Secondly, Nigerians must overcome voter apathy. Many people complain about poor leadership but fail to vote. Low voter turnout makes it easier for electoral outcomes to be manipulated. When citizens participate in large numbers, it becomes more difficult for anyone to undermine the process.

Thirdly, INEC must reaffirm its independence. The commission bears enormous responsibility because Nigerians look to it to guarantee free, fair and credible elections. Every official involved in the process must remain impartial and resist political pressure.

Fourthly, Nigerians should reject vote-buying. Selling one’s vote may provide temporary financial relief, but the consequences often last throughout the tenure of elected officials. Voters should support candidates based on competence, integrity and their capacity to deliver good governance rather than immediate financial inducements.

Even where politicians attempt to influence voters with money, citizens should remember that the ballot belongs to them. They should vote according to their conscience and in the overall interest of the country.

Finally, political parties and candidates must strengthen their election-day structures. Every polling unit should have trained and vigilant party agents who understand the electoral guidelines and are capable of monitoring the process lawfully.

From my own experience, I have realised that effective polling unit representation is critical. If I decide to contest again, I will pay greater attention to recruiting, training and supporting competent polling agents who can protect the integrity of the process within the limits of the law.

Ultimately, democracy can only thrive when all stakeholders, INEC, political parties, security agencies, election observers and voters, play their respective roles responsibly.

Your comments raise the issue of the growing influence of money in Nigerian elections. Is there any realistic way to reduce the rising cost of elections?
Yes, I believe there is. Today, candidates spend enormous amounts of money purchasing nomination forms, conducting campaigns and maintaining political structures. By the time elections are over, many have invested huge financial resources.

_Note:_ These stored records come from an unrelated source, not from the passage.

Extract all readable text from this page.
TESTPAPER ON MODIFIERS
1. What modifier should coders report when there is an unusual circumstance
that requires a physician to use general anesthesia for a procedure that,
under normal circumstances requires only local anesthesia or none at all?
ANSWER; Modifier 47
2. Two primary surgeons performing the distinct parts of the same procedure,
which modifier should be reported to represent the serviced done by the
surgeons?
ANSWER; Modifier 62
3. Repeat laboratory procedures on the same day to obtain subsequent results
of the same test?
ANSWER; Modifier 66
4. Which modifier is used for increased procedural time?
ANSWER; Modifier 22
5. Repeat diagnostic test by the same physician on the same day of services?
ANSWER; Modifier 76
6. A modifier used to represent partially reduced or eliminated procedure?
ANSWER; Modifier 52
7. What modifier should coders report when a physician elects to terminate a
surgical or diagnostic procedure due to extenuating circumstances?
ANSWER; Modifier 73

Unfortunately, this creates the impression that public office is an investment that must be recovered after victory. That mindset is unhealthy for democracy because elected officials should focus on public service rather than recovering campaign expenses.

Nigeria already has laws regulating campaign expenditure and prohibiting vote-buying. The real challenge lies in enforcement.

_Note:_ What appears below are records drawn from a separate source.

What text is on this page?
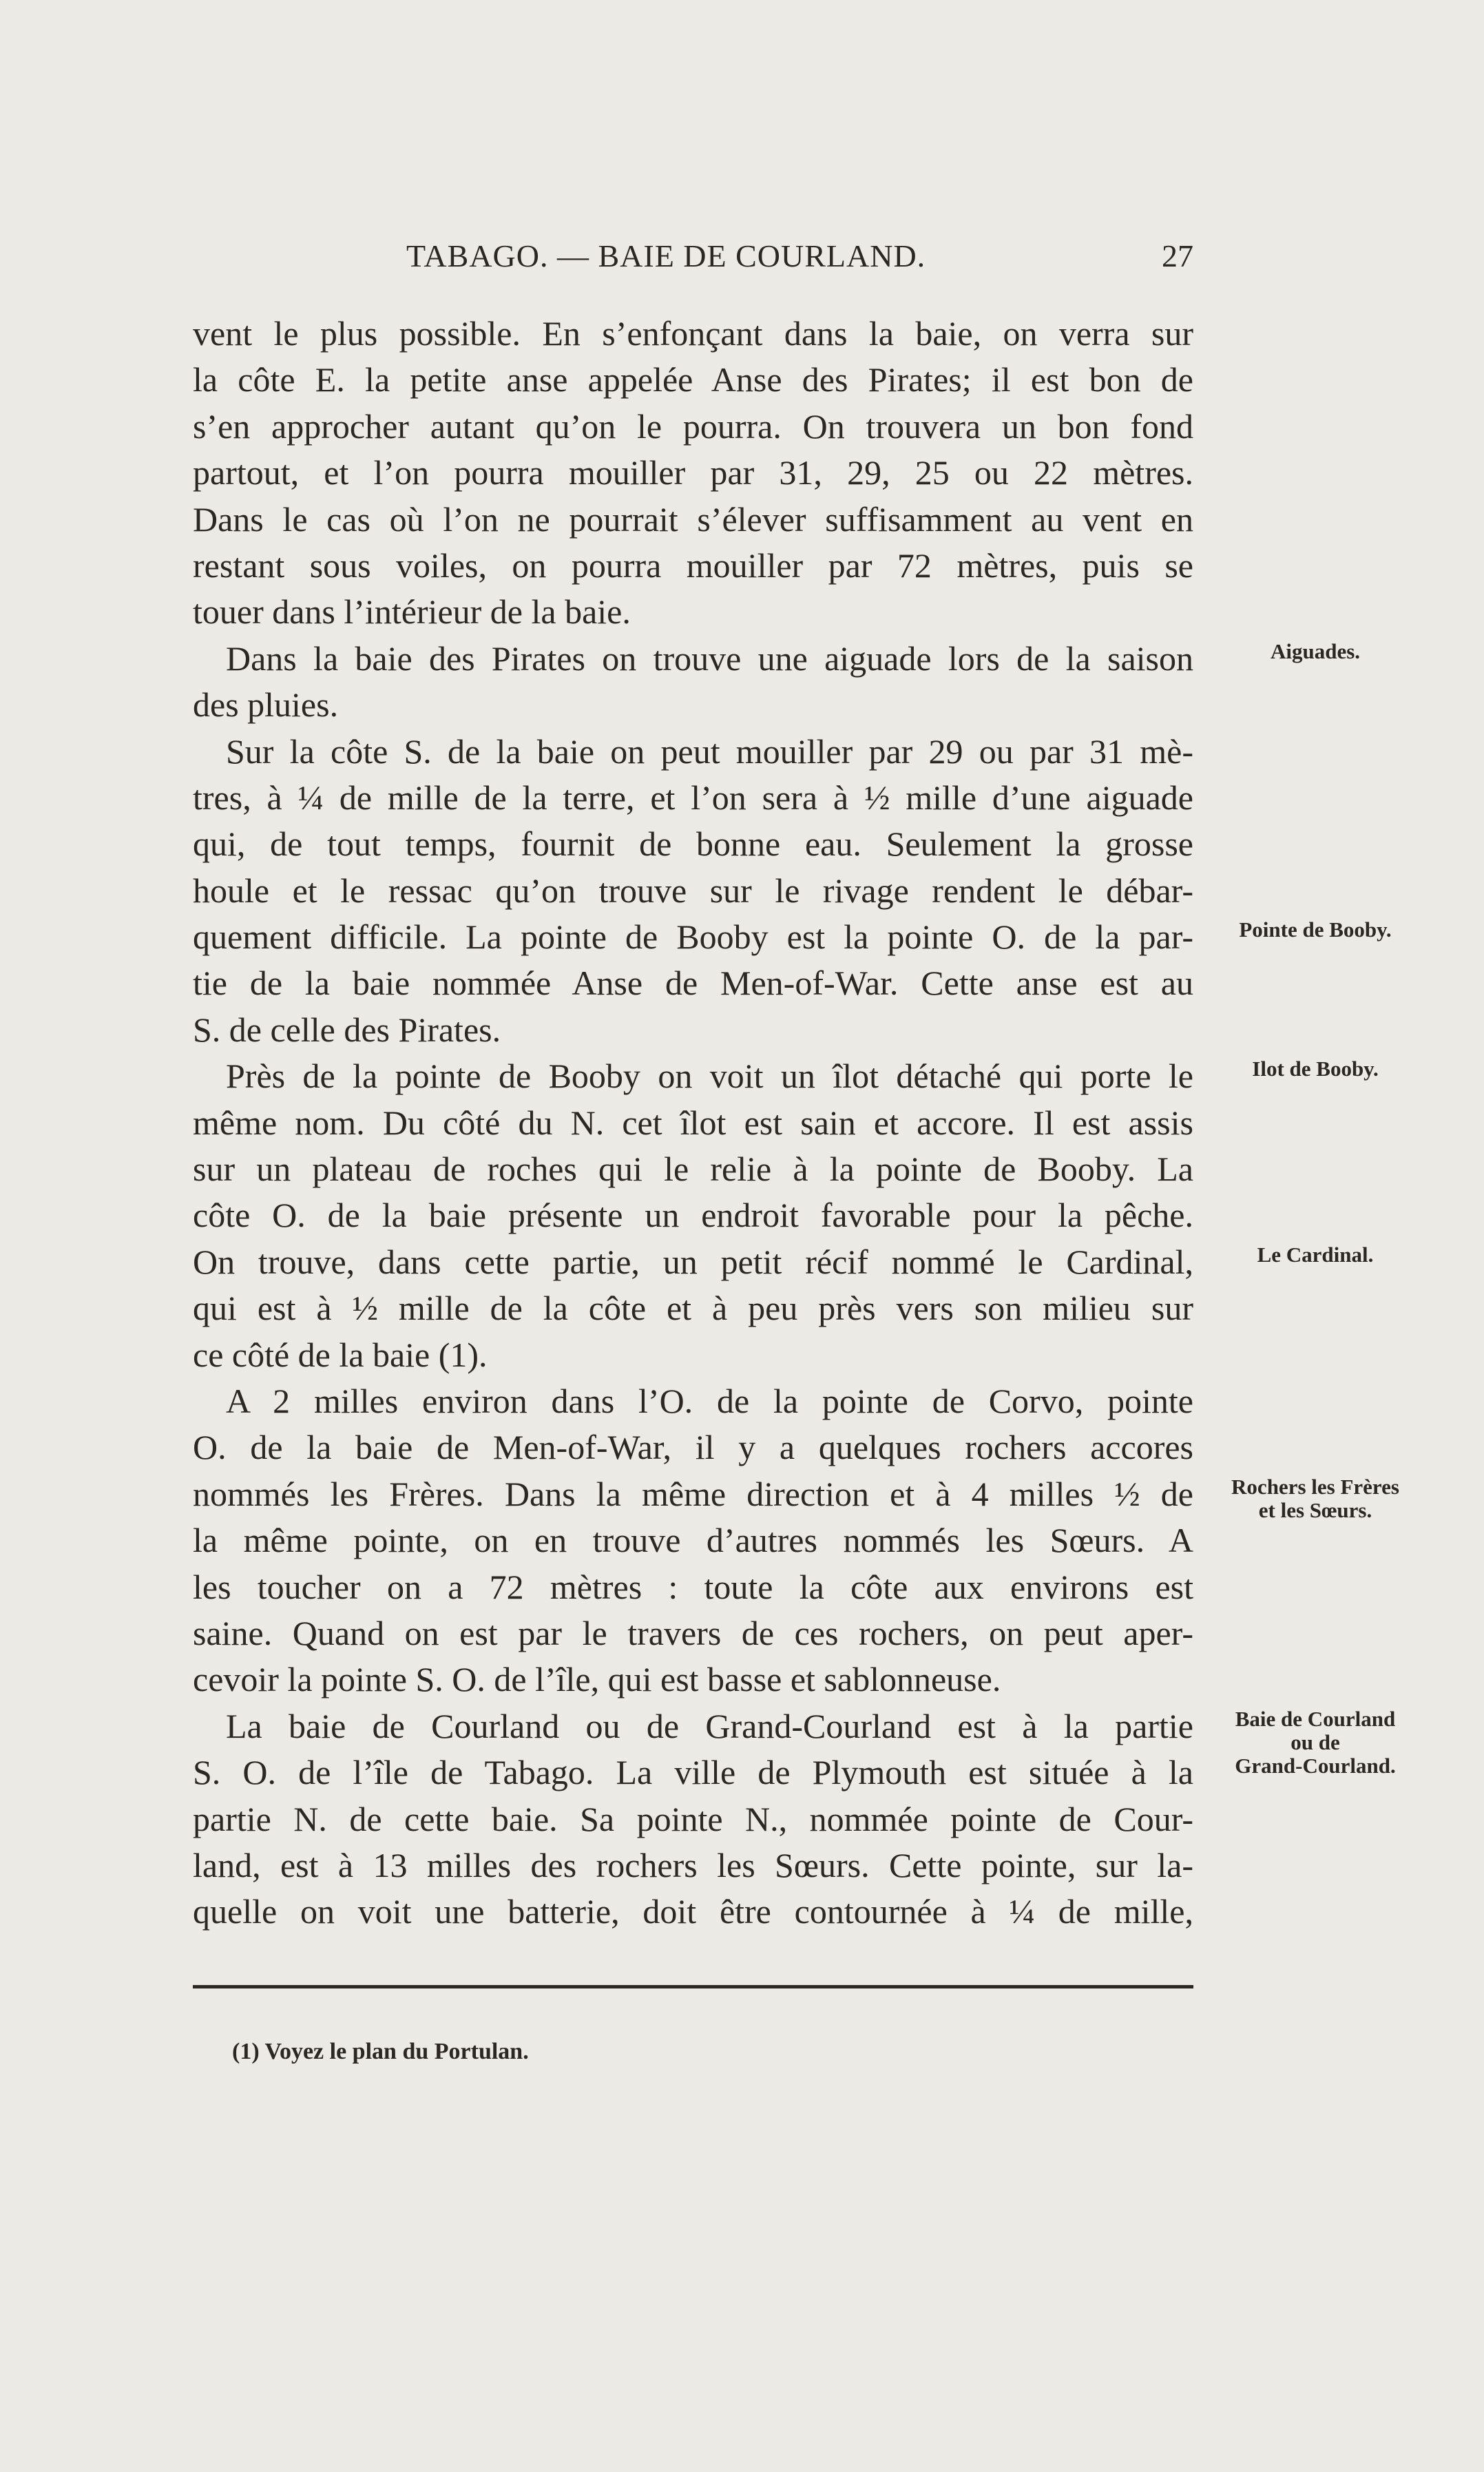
TABAGO. — BAIE DE COURLAND.	27
vent le plus possible. En s’enfonçant dans la baie, on verra sur
la côte E. la petite anse appelée Anse des Pirates; il est bon de
s’en approcher autant qu’on le pourra. On trouvera un bon fond
partout, et l’on pourra mouiller par 31, 29, 25 ou 22 mètres.
Dans le cas où l’on ne pourrait s’élever suffisamment au vent en
restant sous voiles, on pourra mouiller par 72 mètres, puis se
touer dans l’intérieur de la baie.
Dans la baie des Pirates on trouve une aiguade lors de la saison	Aiguades.
des pluies.
Sur la côte S. de la baie on peut mouiller par 29 ou par 31 mè-
tres, à ¼ de mille de la terre, et l’on sera à ½ mille d’une aiguade
qui, de tout temps, fournit de bonne eau. Seulement la grosse
houle et le ressac qu’on trouve sur le rivage rendent le débar-
quement difficile. La pointe de Booby est la pointe O. de la par-	Pointe de Booby.
tie de la baie nommée Anse de Men-of-War. Cette anse est au
S. de celle des Pirates.
Près de la pointe de Booby on voit un îlot détaché qui porte le	Ilot de Booby.
même nom. Du côté du N. cet îlot est sain et accore. Il est assis
sur un plateau de roches qui le relie à la pointe de Booby. La
côte O. de la baie présente un endroit favorable pour la pêche.
On trouve, dans cette partie, un petit récif nommé le Cardinal,	Le Cardinal.
qui est à ½ mille de la côte et à peu près vers son milieu sur
ce côté de la baie (1).
A 2 milles environ dans l’O. de la pointe de Corvo, pointe
O. de la baie de Men-of-War, il y a quelques rochers accores
nommés les Frères. Dans la même direction et à 4 milles ½ de	Rochers les Frères
et les Sœurs.
la même pointe, on en trouve d’autres nommés les Sœurs. A
les toucher on a 72 mètres : toute la côte aux environs est
saine. Quand on est par le travers de ces rochers, on peut aper-
cevoir la pointe S. O. de l’île, qui est basse et sablonneuse.
La baie de Courland ou de Grand-Courland est à la partie	Baie de Courland
ou de
Grand-Courland.
S. O. de l’île de Tabago. La ville de Plymouth est située à la
partie N. de cette baie. Sa pointe N., nommée pointe de Cour-
land, est à 13 milles des rochers les Sœurs. Cette pointe, sur la-
quelle on voit une batterie, doit être contournée à ¼ de mille,
(1) Voyez le plan du Portulan.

On election day, security agencies and electoral officials should ensure that nobody distributes money or other inducements around polling units. The law is clear that such practices are prohibited, and enforcement should be impartial regardless of which political party is involved.

Where violations occur, those responsible should be investigated and prosecuted. Consistent enforcement would discourage politicians from relying on financial inducements as a campaign strategy.

From what I heard during the Enugu North by-election, substantial amounts of money allegedly exchanged hands to influence voters and political actors. If such allegations are allowed to persist without investigation, public confidence in elections will continue to decline.

Another issue that concerned me was that, in some polling units, party agents reportedly did not receive copies of the results immediately after voting. Whenever established electoral procedures are not followed, suspicion naturally arises and confidence in the process is weakened.

For Nigeria’s democracy to mature, elections must be conducted in a manner that leaves no doubt about their credibility. Citizens should be able to trust that their votes will count and that election outcomes genuinely reflect the will of the electorate.

Only then can we build a democratic culture where leadership is determined by the people’s choice rather than by intimidation, financial influence or other irregularities.